The song titles are a tip-off. With a Bon Iver album, they can be a difficult proposition. Ever since 2016’s 22, A Million, the tracklist for a Justin Vernon LP reads more like a menacing letter from a Zodiac-inspired serial killer than a rundown of songs. Random numbers and strange symbols are plentiful. Easily pronounceable words are not. But there is a method to the madness. When it’s a challenge to put a name to a song, that song becomes hard to pin down and decipher. Even when contained on a record by one of the biggest indie-rock stars of the last 20 years, the song remains elusive and enigmatic. And, by association, so does the artist.
But on SABLE, fABLE (the first Bon Iver album in six years, and the fifth overall), the song titles are shockingly comprehensible. Yes, there’s a song called “Speyside” — one of three tracks carried over from last year’s SABLE, EP — which is stylized in all caps with a space between each letter, a move designed to taunt typesetters everywhere while also possibly confusing Scotch liquor enthusiasts. And don’t overlook “There’s A Rhythmn,” with the intentional misspelling that may or may not reference the state of Minnesota, just because that seems like an extremely Bon Iver thing to do.

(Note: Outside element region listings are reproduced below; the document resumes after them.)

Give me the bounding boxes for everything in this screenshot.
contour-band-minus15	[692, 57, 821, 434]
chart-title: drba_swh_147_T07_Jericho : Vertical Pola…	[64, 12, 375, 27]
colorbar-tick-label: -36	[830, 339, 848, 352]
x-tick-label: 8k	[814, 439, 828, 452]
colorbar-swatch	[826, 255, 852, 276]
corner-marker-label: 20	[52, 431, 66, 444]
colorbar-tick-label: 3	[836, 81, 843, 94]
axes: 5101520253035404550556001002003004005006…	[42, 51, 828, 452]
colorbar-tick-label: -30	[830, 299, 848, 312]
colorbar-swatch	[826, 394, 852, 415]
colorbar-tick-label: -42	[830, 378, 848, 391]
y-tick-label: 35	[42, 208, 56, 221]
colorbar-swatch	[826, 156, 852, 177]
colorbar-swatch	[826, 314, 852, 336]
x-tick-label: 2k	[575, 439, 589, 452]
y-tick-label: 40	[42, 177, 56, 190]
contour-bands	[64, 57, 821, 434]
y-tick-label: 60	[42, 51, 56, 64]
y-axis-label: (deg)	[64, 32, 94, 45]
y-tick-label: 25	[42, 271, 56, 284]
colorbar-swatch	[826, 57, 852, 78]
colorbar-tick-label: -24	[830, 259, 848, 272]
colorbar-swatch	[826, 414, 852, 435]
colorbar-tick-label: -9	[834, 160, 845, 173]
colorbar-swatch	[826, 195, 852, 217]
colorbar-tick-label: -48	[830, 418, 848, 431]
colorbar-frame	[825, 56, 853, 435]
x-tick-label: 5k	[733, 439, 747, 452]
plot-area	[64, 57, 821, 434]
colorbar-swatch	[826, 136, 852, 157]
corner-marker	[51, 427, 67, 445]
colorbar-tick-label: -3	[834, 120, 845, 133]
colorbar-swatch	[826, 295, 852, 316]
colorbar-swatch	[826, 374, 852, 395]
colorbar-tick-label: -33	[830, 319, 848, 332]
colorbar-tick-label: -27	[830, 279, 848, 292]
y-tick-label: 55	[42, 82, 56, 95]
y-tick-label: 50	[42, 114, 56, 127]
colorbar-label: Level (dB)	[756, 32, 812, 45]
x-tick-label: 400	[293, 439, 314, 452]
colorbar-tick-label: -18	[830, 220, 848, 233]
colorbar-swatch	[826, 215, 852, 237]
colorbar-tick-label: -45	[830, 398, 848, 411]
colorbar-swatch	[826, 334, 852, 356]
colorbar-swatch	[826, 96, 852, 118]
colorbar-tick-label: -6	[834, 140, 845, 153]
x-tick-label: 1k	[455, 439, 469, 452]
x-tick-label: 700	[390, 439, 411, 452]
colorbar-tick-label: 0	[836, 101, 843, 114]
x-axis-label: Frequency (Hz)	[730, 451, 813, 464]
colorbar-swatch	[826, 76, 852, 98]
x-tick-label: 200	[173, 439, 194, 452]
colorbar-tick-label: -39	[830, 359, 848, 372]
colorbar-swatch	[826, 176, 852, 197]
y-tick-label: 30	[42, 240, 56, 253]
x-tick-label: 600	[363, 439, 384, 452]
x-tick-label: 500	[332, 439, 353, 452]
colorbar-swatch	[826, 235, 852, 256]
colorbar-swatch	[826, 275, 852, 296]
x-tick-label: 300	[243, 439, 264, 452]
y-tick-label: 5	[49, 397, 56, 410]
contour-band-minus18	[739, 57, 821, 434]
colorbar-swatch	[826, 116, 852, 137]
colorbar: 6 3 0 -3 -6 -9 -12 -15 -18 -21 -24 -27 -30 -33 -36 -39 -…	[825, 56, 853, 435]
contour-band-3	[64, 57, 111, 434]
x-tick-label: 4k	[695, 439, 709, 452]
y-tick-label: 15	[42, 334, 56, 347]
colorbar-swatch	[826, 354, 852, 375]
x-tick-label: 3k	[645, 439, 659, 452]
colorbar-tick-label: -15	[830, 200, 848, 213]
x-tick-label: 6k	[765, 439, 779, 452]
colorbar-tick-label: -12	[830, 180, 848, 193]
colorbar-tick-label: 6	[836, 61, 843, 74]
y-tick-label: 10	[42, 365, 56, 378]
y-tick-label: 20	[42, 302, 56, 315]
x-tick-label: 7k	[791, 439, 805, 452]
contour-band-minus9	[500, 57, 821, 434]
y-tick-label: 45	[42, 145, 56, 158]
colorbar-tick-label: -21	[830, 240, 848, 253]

But what about one of the new album’s standouts, a duet with Danielle Haim called “I’ll Be There”? Vernon titling a song “I’ll Be There” is like Frank Zappa naming one of his sons John Frederick Zappa. It’s a weird act of uncharacteristic normalcy. And yet it suits the track, an art-rock love song with churchy chords and bedroom-sultry vocals that sounds like Luther Vandross as produced by Godley & Creme or Peter Gabriel after an intense six-month Sade phase. Vernon and Haim’s voices are distorted, but not as much as you might expect, and the disheveled rhythm track rubs up against the yacht-rock electric piano licks in a manner that’s warm and sensual rather than disorienting. It’s a vibe that evokes another relatively straitlaced song title from SABLE, fABLE: “Everything Is Peaceful Love.” Another high point of the LP, this song finds Vernon playing full-on with the sort of feel-good ’90s R&B he’s only hinted at on previous releases, and only via a mile-deep layer of effects, noises, and other assorted digitized alienation devices. This time, however, everything does instead seem peaceful love.